それにしても、鮮やかな一撃だった。スローインの流れから右サイド深くで鈴木優磨が受けてワンタッチでニアにセンタリング。走り込んできた田川が左足に当ててゴール右に突き刺した。
「体が勝手に反応しました」となんでもないように言うが、右から来たスピードボールを浮かさずにたたくその技術は高難度。一方で単にセンスに任せたわけではなく、「前日の練習でも同じような形で取ったので」と練習の裏付けがあったことも明かしている。
ラストパスを送ってくれた鈴木との信頼関係は、とにかく深い。
「なんでもできるから、こっちも分かりやすくアクションしやすくて要求できるんです。本当にやりやすい。あの瞬間も目が合ったし、絶対出してくれると思って信じて走りました」
まったく同じことを、鈴木も言う。
「亨介はオレにとって素晴らしいベストパートナー。本当に目が合うんですよ、必ず。あのシーンも顔が上がった瞬間にお互い目が合って、ベストなところに通せましたし、彼もベストなところに当ててくれました」
信頼の言葉は続く。
「彼と出るとほんとに僕自身もすごく行けるし、彼も出ていけるという感覚はあると思うので、やりやすい存在ですね。ピッチ外でもよくしゃべってますし、試合や練習中でもそう。でも、しゃべらなくても感覚が同じなので」
あの一瞬も、まさに以心伝心だったのだ。
鬼木達監督は田川について「先発でもおかしくない力を持っている」としながら、「戦術的な理由で途中から出てもらった」と最後に仕留める役割を与えた。61分にレオ・セアラに代わって登場し、期待に100パーセント応える活躍ぶりだった。
「だんだん分かってきたというか、途中から出て、動き方とかチームの流れの読み方とか、そういうのはだいぶ慣れてきたんです」
先発にこだわって、それがかなえられずにメンタルのリズムを狂わされるほど青くはない。
「一戦一戦が決勝のような試合ばかり。
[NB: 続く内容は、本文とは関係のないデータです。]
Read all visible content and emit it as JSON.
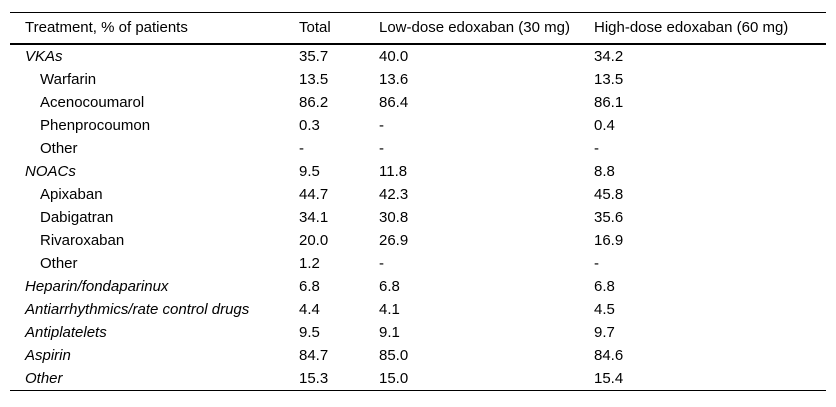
{
  "page": {
    "background_color": "#ffffff",
    "text_color": "#000000",
    "rule_color": "#000000"
  },
  "table": {
    "columns": [
      "Treatment, % of patients",
      "Total",
      "Low-dose edoxaban (30 mg)",
      "High-dose edoxaban (60 mg)"
    ],
    "rows": [
      {
        "label": "VKAs",
        "style": "category",
        "values": [
          "35.7",
          "40.0",
          "34.2"
        ]
      },
      {
        "label": "Warfarin",
        "style": "sub",
        "values": [
          "13.5",
          "13.6",
          "13.5"
        ]
      },
      {
        "label": "Acenocoumarol",
        "style": "sub",
        "values": [
          "86.2",
          "86.4",
          "86.1"
        ]
      },
      {
        "label": "Phenprocoumon",
        "style": "sub",
        "values": [
          "0.3",
          "-",
          "0.4"
        ]
      },
      {
        "label": "Other",
        "style": "sub",
        "values": [
          "-",
          "-",
          "-"
        ]
      },
      {
        "label": "NOACs",
        "style": "category",
        "values": [
          "9.5",
          "11.8",
          "8.8"
        ]
      },
      {
        "label": "Apixaban",
        "style": "sub",
        "values": [
          "44.7",
          "42.3",
          "45.8"
        ]
      },
      {
        "label": "Dabigatran",
        "style": "sub",
        "values": [
          "34.1",
          "30.8",
          "35.6"
        ]
      },
      {
        "label": "Rivaroxaban",
        "style": "sub",
        "values": [
          "20.0",
          "26.9",
          "16.9"
        ]
      },
      {
        "label": "Other",
        "style": "sub",
        "values": [
          "1.2",
          "-",
          "-"
        ]
      },
      {
        "label": "Heparin/fondaparinux",
        "style": "category",
        "values": [
          "6.8",
          "6.8",
          "6.8"
        ]
      },
      {
        "label": "Antiarrhythmics/rate control drugs",
        "style": "category",
        "values": [
          "4.4",
          "4.1",
          "4.5"
        ]
      },
      {
        "label": "Antiplatelets",
        "style": "category",
        "values": [
          "9.5",
          "9.1",
          "9.7"
        ]
      },
      {
        "label": "Aspirin",
        "style": "category",
        "values": [
          "84.7",
          "85.0",
          "84.6"
        ]
      },
      {
        "label": "Other",
        "style": "category",
        "values": [
          "15.3",
          "15.0",
          "15.4"
        ]
      }
    ]
  }
}
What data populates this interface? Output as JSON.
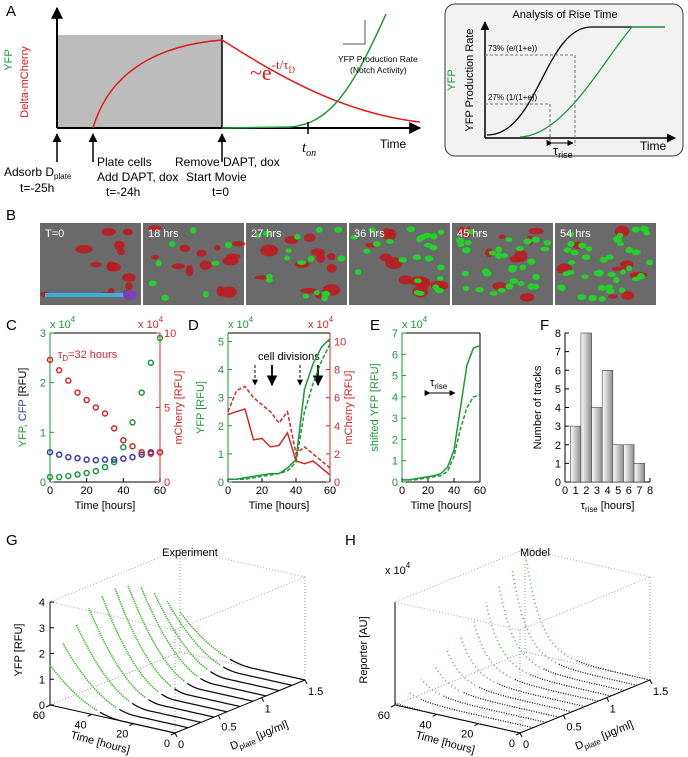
{
  "panel_labels": {
    "a": "A",
    "b": "B",
    "c": "C",
    "d": "D",
    "e": "E",
    "f": "F",
    "g": "G",
    "h": "H"
  },
  "panel_a": {
    "y_label_yfp": "YFP",
    "y_label_delta": "Delta-mCherry",
    "decay": {
      "base": "~e",
      "exp": "-t/τ",
      "exp_sub": "D"
    },
    "production_rate": "YFP Production Rate",
    "notch": "(Notch Activity)",
    "t_on": {
      "base": "t",
      "sub": "on"
    },
    "time": "Time",
    "step1": {
      "line1": "Adsorb D",
      "line1_sub": "plate",
      "line2": "t=-25h"
    },
    "step2": {
      "line1": "Plate cells",
      "line2": "Add DAPT, dox",
      "line3": "t=-24h"
    },
    "step3": {
      "line1": "Remove DAPT, dox",
      "line2": "Start Movie",
      "line3": "t=0"
    }
  },
  "panel_a_inset": {
    "title": "Analysis of Rise Time",
    "y_label_yfp": "YFP",
    "y_label_rate": "YFP Production Rate",
    "level_high": "73% (e/(1+e))",
    "level_low": "27% (1/(1+e))",
    "tau": {
      "base": "τ",
      "sub": "rise"
    },
    "time": "Time"
  },
  "panel_b": {
    "frames": [
      "T=0",
      "18 hrs",
      "27 hrs",
      "36 hrs",
      "45 hrs",
      "54 hrs"
    ]
  },
  "chart_data": [
    {
      "type": "line",
      "marker": true,
      "x": [
        0,
        5,
        10,
        15,
        20,
        25,
        30,
        35,
        40,
        45,
        50,
        55,
        60
      ],
      "xlim": [
        0,
        60
      ],
      "xticks": [
        0,
        20,
        40,
        60
      ],
      "xlabel": "Time [hours]",
      "ylim": [
        0,
        3
      ],
      "yticks": [
        0,
        1,
        2,
        3
      ],
      "ycolor": "#1a9a3a",
      "y2lim": [
        0,
        10
      ],
      "y2ticks": [
        0,
        5,
        10
      ],
      "y2color": "#d62728",
      "y_multiplier": {
        "base": "x 10",
        "exp": "4"
      },
      "y2_multiplier": {
        "base": "x 10",
        "exp": "4"
      },
      "ylabel": [
        {
          "text": "YFP, ",
          "color": "#1a9a3a"
        },
        {
          "text": "CFP",
          "color": "#3a3ab0"
        },
        {
          "text": " [RFU]",
          "color": "#000000"
        }
      ],
      "y2label": "mCherry [RFU]",
      "annotation": {
        "base": "τ",
        "sub": "D",
        "rest": "=32 hours",
        "color": "#d62728"
      },
      "series": [
        {
          "color": "#1a9a3a",
          "values": [
            0.1,
            0.1,
            0.12,
            0.15,
            0.18,
            0.22,
            0.3,
            0.4,
            0.7,
            1.2,
            1.8,
            2.4,
            2.9
          ]
        },
        {
          "color": "#3a3ab0",
          "values": [
            0.6,
            0.55,
            0.5,
            0.48,
            0.45,
            0.44,
            0.45,
            0.45,
            0.47,
            0.5,
            0.55,
            0.6,
            0.6
          ]
        },
        {
          "color": "#d62728",
          "axis": "y2",
          "values": [
            8.2,
            7.5,
            6.8,
            6,
            5.5,
            5,
            4.6,
            3.6,
            2.8,
            2.4,
            2,
            1.9,
            2
          ]
        }
      ]
    },
    {
      "type": "line",
      "marker": false,
      "x": [
        0,
        5,
        10,
        15,
        20,
        25,
        30,
        35,
        40,
        45,
        50,
        55,
        60
      ],
      "xlim": [
        0,
        60
      ],
      "xticks": [
        0,
        20,
        40,
        60
      ],
      "xlabel": "Time [hours]",
      "ylim": [
        0,
        5.3
      ],
      "yticks": [
        0,
        1,
        2,
        3,
        4,
        5
      ],
      "ycolor": "#1a9a3a",
      "y2lim": [
        0,
        10.6
      ],
      "y2ticks": [
        0,
        2,
        4,
        6,
        8,
        10
      ],
      "y2color": "#d62728",
      "y_multiplier": {
        "base": "x 10",
        "exp": "4"
      },
      "y2_multiplier": {
        "base": "x 10",
        "exp": "4"
      },
      "ylabel": [
        {
          "text": "YFP [RFU]",
          "color": "#1a9a3a"
        }
      ],
      "y2label": "mCherry [RFU]",
      "annotation": "cell divisions",
      "series": [
        {
          "color": "#1a9a3a",
          "values": [
            0.1,
            0.1,
            0.15,
            0.2,
            0.25,
            0.3,
            0.3,
            0.5,
            0.8,
            3.3,
            4.2,
            4.8,
            5.1
          ]
        },
        {
          "color": "#1a9a3a",
          "dash": true,
          "values": [
            0.1,
            0.1,
            0.1,
            0.15,
            0.2,
            0.25,
            0.3,
            0.4,
            0.7,
            2.5,
            3.5,
            4.3,
            4.9
          ]
        },
        {
          "color": "#d62728",
          "axis": "y2",
          "values": [
            4.8,
            5,
            5.2,
            3,
            3.1,
            2.5,
            2.6,
            3.5,
            1.5,
            1.3,
            1.5,
            1,
            0.5
          ]
        },
        {
          "color": "#d62728",
          "axis": "y2",
          "dash": true,
          "values": [
            5,
            6.5,
            6.8,
            6,
            5.5,
            5,
            4.2,
            5,
            2,
            2.5,
            2,
            1.5,
            1
          ]
        }
      ]
    },
    {
      "type": "line",
      "marker": false,
      "x": [
        0,
        5,
        10,
        15,
        20,
        25,
        30,
        35,
        40,
        45,
        50,
        55,
        60
      ],
      "xlim": [
        0,
        60
      ],
      "xticks": [
        0,
        20,
        40,
        60
      ],
      "xlabel": "Time [hours]",
      "ylim": [
        0,
        7
      ],
      "yticks": [
        0,
        1,
        2,
        3,
        4,
        5,
        6,
        7
      ],
      "ycolor": "#1a9a3a",
      "y_multiplier": {
        "base": "x 10",
        "exp": "4"
      },
      "ylabel": [
        {
          "text": "shifted YFP [RFU]",
          "color": "#1a9a3a"
        }
      ],
      "annotation": {
        "base": "τ",
        "sub": "rise"
      },
      "series": [
        {
          "color": "#1a9a3a",
          "values": [
            0.1,
            0.1,
            0.15,
            0.2,
            0.25,
            0.3,
            0.4,
            0.7,
            1.5,
            3.5,
            5.5,
            6.3,
            6.4
          ]
        },
        {
          "color": "#1a9a3a",
          "dash": true,
          "values": [
            0.1,
            0.1,
            0.1,
            0.15,
            0.2,
            0.25,
            0.3,
            0.5,
            1.2,
            2.5,
            3.5,
            4,
            4.1
          ]
        }
      ]
    },
    {
      "type": "bar",
      "x": [
        1,
        2,
        3,
        4,
        5,
        6,
        7
      ],
      "values": [
        3,
        8,
        4,
        6,
        2,
        2,
        1
      ],
      "color": "#8c8c8c",
      "xlim": [
        0,
        8
      ],
      "xticks": [
        0,
        1,
        2,
        3,
        4,
        5,
        6,
        7,
        8
      ],
      "ylim": [
        0,
        8
      ],
      "yticks": [
        0,
        1,
        2,
        3,
        4,
        5,
        6,
        7,
        8
      ],
      "ylabel": [
        {
          "text": "Number of tracks",
          "color": "#000000"
        }
      ],
      "xlabel": {
        "base": "τ",
        "sub": "rise",
        "rest": " [hours]"
      }
    }
  ],
  "panel_g": {
    "title": "Experiment",
    "ylabel": "YFP [RFU]",
    "yticks": [
      0,
      1,
      2,
      3,
      4
    ],
    "ylim": [
      0,
      4
    ],
    "time_label": "Time [hours]",
    "time_ticks": [
      60,
      40,
      20,
      0
    ],
    "time_lim": [
      0,
      60
    ],
    "d_label": {
      "base": "D",
      "sub": "plate",
      "rest": " [μg/ml]"
    },
    "d_ticks": [
      0,
      0.5,
      1,
      1.5
    ],
    "d_lim": [
      0,
      1.5
    ]
  },
  "panel_h": {
    "title": "Model",
    "ylabel": "Reporter [AU]",
    "y_multiplier": {
      "base": "x 10",
      "exp": "4"
    },
    "time_label": "Time [hours]",
    "time_ticks": [
      60,
      40,
      20,
      0
    ],
    "time_lim": [
      0,
      60
    ],
    "d_label": {
      "base": "D",
      "sub": "plate",
      "rest": " [μg/ml]"
    },
    "d_ticks": [
      0,
      0.5,
      1,
      1.5
    ],
    "d_lim": [
      0,
      1.5
    ]
  }
}
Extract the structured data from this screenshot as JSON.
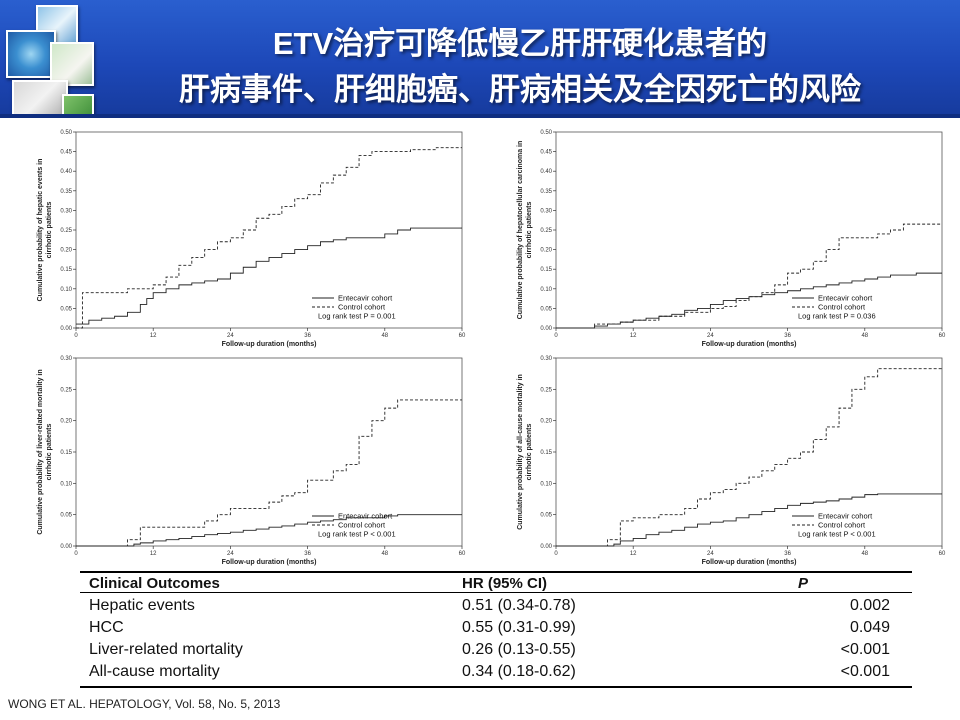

先発の選手だけではなくて、サブの選手がどれだけやれるかという試合は今後も多くなってくると思います。そこで本当に違いを出していきたい」
いまや途中からピッチに出ていく選手の価値がどんどんと高まる時代。まさに「仕事人」の田川が輝く場所がある。
「あのゴールは自分の好きな形でもあるし、どんどんこれからも増やしていきたい」
その先に、2016年以来のチャンピオンの玉座が田川と仲間たちを待っている。